My biology teacher told me that protein supplements are useless, because you get enough protein normally, so you just pee it out. He is not just saying this either. He has many years of teaching knowledge, a college education for P.E., and he is an amazing and well learned track coach, so I know he is not telling us something he just heard. What do you think about this?
Chodantraceur, you can print this reply out for your PE teacher so can revise his views.
As Chris mentioned, that's a misguided view that is not in accordance with all the scientific evidence.
For the most part you can "survive" even with almost no protein at all, but there is a difference between survive and thrive, and all data shows you can do much better with more protein than what most people tend to eat.
If you can get it all from your diet without making bad nutritional choices (e.g., too many calories because your main protein source is say McDonalds) and without going broke (good quality protein-rich food tends to be more expensive), then go for it.
If you can't quite make it all from food, and often you can't, protein supplements are a great easy way to round you up to the ideal amount without messing up your caloric max or your wallet.

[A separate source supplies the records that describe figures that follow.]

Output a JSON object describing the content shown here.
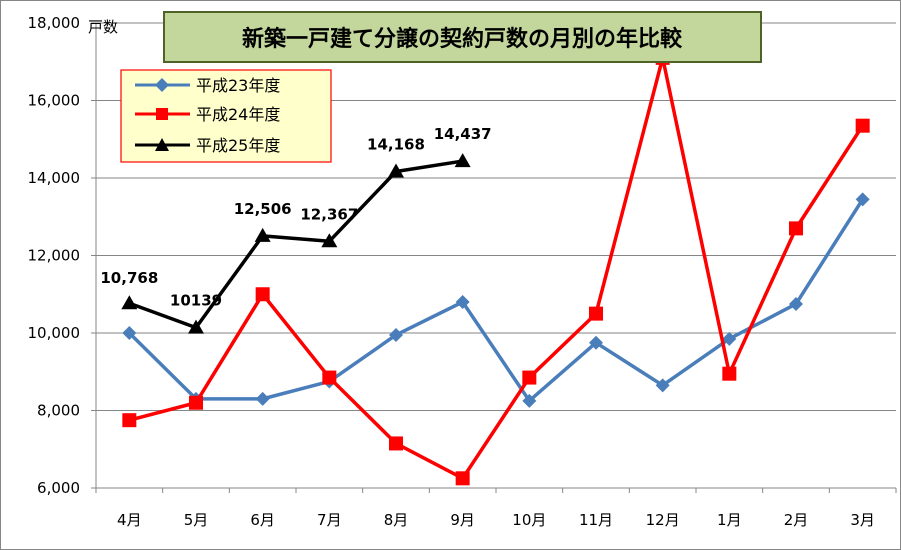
{
  "chart_data": {
    "type": "line",
    "title": "新築一戸建て分譲の契約戸数の月別の年比較",
    "ylabel": "戸数",
    "xlabel": "",
    "categories": [
      "4月",
      "5月",
      "6月",
      "7月",
      "8月",
      "9月",
      "10月",
      "11月",
      "12月",
      "1月",
      "2月",
      "3月"
    ],
    "ylim": [
      6000,
      18000
    ],
    "yticks": [
      "6,000",
      "8,000",
      "10,000",
      "12,000",
      "14,000",
      "16,000",
      "18,000"
    ],
    "ytick_values": [
      6000,
      8000,
      10000,
      12000,
      14000,
      16000,
      18000
    ],
    "grid": true,
    "legend_position": "top-left",
    "series": [
      {
        "name": "平成23年度",
        "color": "#4a7ebb",
        "marker": "diamond",
        "values": [
          10000,
          8300,
          8300,
          8750,
          9950,
          10800,
          8250,
          9750,
          8650,
          9850,
          10750,
          13450
        ]
      },
      {
        "name": "平成24年度",
        "color": "#ff0000",
        "marker": "square",
        "values": [
          7750,
          8200,
          11000,
          8850,
          7150,
          6250,
          8850,
          10500,
          17100,
          8950,
          12700,
          15350
        ]
      },
      {
        "name": "平成25年度",
        "color": "#000000",
        "marker": "triangle",
        "values": [
          10768,
          10139,
          12506,
          12367,
          14168,
          14437,
          null,
          null,
          null,
          null,
          null,
          null
        ],
        "data_labels": [
          "10,768",
          "10139",
          "12,506",
          "12,367",
          "14,168",
          "14,437"
        ]
      }
    ]
  }
}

The minimum is considered ~50 grams a day to avoid going into protein deficiency, and that's for sedentary people and just to avoid becoming sick in the long run, not to be as fit as you can be.
If you are active or training you need much more, and there is an even higher threshold before you stop seeing benefits from adding more proteins to your diet.

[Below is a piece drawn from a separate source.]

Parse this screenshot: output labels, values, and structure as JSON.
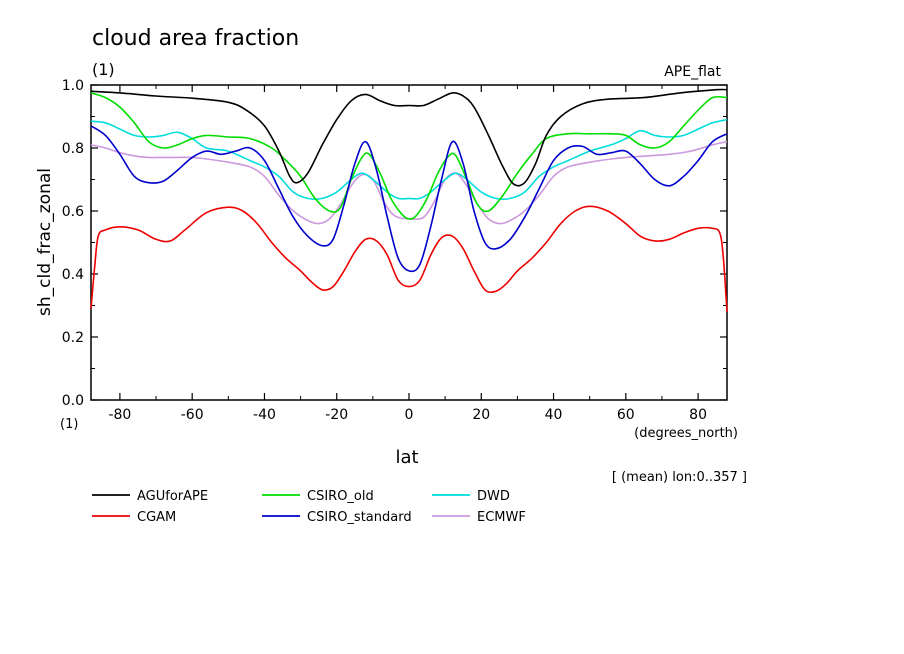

Talking in numbers, if your weight is say 150lb and physically active you would need at least 100-150g of protein a day. And that of course depends on the intensity of the training and amount of muscle growth too. A bodybuilder for example has an even greater protein need to be able to put on that much muscle. But for the average lighter training, at ~160g you can see evidence that adding more proteins on top of that starts to be wasted. That's based on total body protein synthesis measurement and on aminoacid oxidation which is when your body starts to convert excess protein material into energy (and yes eventually the metabolites get passed through the kidneys but they are no longer proteins or aminoacids by then, as Chris said).

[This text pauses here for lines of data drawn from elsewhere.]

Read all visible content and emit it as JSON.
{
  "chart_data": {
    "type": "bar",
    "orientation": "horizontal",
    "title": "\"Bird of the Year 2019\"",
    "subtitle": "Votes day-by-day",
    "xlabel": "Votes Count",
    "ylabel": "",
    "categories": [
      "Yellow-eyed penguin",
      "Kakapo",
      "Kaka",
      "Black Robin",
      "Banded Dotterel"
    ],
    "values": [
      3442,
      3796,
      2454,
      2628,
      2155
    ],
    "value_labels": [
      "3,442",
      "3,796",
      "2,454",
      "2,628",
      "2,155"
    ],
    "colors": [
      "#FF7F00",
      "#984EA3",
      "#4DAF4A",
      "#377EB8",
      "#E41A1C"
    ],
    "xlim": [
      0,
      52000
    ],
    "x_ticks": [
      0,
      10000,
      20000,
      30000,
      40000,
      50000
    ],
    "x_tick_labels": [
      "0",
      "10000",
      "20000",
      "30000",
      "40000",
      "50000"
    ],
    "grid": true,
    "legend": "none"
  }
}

For people interested about where these numbers come from, here is one study on this
http://www.ncbi.nlm.nih.gov/pubmed/1474076and there are many more showing benefits at higher ranges for higher intensity.
Now, consider that one large egg, a very good source of protein, has only 6 g of protein, and you can see that if you add up all your protein sources (use something like
this) in your diet it's easy to fall short especially if you are active.
All this is also without going into protein quality, not all protein is equal and even if your cereal says it has X grams of protein, protein from grains is much less complete and lower quality by itself (compared to eggs, milk, cheese, meat/fish), while again protein powders are much more complete and high-quality so they are a good way to compensate as needed.